Mais cette évidence, où elle est-elle dans nos merdias ? Unanimes, ils ont leur petite explication de spécialistes savants  :les Palestiniens ont voté Hamas contre un Fatah corrompu. C’est donc une affaire entre Palestiniens dont les Israéliens ne sont en rien responsables, eux qui ont tout fait pour écraser cette « vermine », et ont ainsi aidé le Fatah avec qui ils recherchent si activement la paix pour les décennies futures. Même que Sharogne a évacué Gaza où les Palestiniens auraient tort de se plaindre d’être sans travail puisqu’il a tout laissé en ruines à relever, y compris celles de l’aéroport… mais qui a besoin d’une autorisation israélienne pour être reconstruit.

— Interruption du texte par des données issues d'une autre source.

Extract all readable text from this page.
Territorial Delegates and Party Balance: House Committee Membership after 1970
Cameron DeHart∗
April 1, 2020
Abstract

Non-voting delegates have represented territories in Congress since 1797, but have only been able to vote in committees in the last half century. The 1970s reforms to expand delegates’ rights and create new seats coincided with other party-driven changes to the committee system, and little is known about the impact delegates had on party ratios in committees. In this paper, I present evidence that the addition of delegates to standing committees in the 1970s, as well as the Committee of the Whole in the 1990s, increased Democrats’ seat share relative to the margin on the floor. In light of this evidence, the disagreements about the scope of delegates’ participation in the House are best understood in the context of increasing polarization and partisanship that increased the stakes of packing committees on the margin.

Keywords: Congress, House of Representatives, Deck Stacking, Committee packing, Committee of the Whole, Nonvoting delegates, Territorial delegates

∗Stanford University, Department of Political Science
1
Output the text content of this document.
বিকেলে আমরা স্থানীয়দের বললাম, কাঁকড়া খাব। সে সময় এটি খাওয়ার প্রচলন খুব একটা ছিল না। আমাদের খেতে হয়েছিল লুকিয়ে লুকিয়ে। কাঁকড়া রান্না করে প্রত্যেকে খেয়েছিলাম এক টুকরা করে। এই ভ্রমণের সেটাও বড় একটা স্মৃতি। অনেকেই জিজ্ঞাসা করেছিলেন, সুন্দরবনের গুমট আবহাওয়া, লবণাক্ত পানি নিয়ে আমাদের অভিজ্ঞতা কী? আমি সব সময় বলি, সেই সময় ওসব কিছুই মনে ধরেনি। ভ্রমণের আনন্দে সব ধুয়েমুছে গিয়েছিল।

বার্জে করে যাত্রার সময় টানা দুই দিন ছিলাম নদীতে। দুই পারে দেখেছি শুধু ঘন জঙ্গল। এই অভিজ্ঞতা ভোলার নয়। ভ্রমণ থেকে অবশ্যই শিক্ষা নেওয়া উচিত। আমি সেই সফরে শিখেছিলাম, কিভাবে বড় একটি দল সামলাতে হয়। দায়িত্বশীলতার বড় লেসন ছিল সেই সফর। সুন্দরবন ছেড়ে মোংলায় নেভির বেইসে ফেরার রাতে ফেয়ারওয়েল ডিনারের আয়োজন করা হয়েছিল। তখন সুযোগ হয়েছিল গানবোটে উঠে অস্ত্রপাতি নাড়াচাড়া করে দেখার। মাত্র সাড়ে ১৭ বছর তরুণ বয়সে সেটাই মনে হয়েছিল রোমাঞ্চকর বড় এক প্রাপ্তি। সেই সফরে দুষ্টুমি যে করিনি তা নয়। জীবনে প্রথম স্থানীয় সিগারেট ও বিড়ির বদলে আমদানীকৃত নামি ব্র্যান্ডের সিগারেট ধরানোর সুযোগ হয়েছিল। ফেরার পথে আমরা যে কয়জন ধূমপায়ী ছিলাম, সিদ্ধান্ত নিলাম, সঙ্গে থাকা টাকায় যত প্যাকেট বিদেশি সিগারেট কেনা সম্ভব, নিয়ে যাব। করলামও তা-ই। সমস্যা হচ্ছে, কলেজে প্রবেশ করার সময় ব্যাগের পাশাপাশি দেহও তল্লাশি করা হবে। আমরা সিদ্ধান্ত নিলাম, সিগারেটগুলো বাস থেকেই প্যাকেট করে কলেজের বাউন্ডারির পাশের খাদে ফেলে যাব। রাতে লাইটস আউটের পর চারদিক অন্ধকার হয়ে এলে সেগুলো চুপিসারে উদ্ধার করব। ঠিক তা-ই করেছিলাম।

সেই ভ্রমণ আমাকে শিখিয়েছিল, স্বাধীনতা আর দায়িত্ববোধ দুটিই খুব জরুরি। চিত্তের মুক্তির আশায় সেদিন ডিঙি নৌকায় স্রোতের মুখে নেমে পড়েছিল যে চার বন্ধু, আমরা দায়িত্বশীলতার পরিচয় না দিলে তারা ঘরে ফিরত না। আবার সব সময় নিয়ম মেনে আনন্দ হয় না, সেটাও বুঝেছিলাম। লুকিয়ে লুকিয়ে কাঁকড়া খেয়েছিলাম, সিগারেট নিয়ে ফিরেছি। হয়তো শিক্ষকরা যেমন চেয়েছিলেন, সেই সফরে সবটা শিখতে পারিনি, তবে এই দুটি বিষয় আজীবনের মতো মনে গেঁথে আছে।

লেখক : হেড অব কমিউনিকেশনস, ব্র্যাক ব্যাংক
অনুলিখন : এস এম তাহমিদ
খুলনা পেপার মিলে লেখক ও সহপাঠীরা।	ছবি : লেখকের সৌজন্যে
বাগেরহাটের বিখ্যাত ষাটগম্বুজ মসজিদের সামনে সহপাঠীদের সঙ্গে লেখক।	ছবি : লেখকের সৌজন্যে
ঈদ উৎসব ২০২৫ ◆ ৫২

Conséquence de la belle explication commune à Mister Bush et à notre chère Union européenne  :comme le Hamas reste une organisation terroriste malgré une élection parfaitement régulière, s’il veut qu’on lui paie l’aide promise à la Palestine, il doit renoncer à la violence, se désarmer et reconnaître Israël. Mais Israël, on ne lui demande pas de renoncer à son terrorisme, d’évacuer la Palestine, de cesser ses implantations de colonies en territoire palestinien et de détruire celles qui y sont, d’abattre son Mur et de reconnaître un Etat palestinien immédiatement ?
Non  !N’est terroriste que les organisations et Etats qui sont sur la liste de Mister Bush, liste que notre Union européenne, bien obéissante, a accepté sans broncher. Le Hamas, comme l’Iran, sont dûment catalogués « terroristes », et il n’y a pas à revenir là-dessus, du moins tant qu’ils ne se soumettront pas à la loi de Mister Bush, du Capital et de Dieu (le vrai  !celui des précédents et du pape).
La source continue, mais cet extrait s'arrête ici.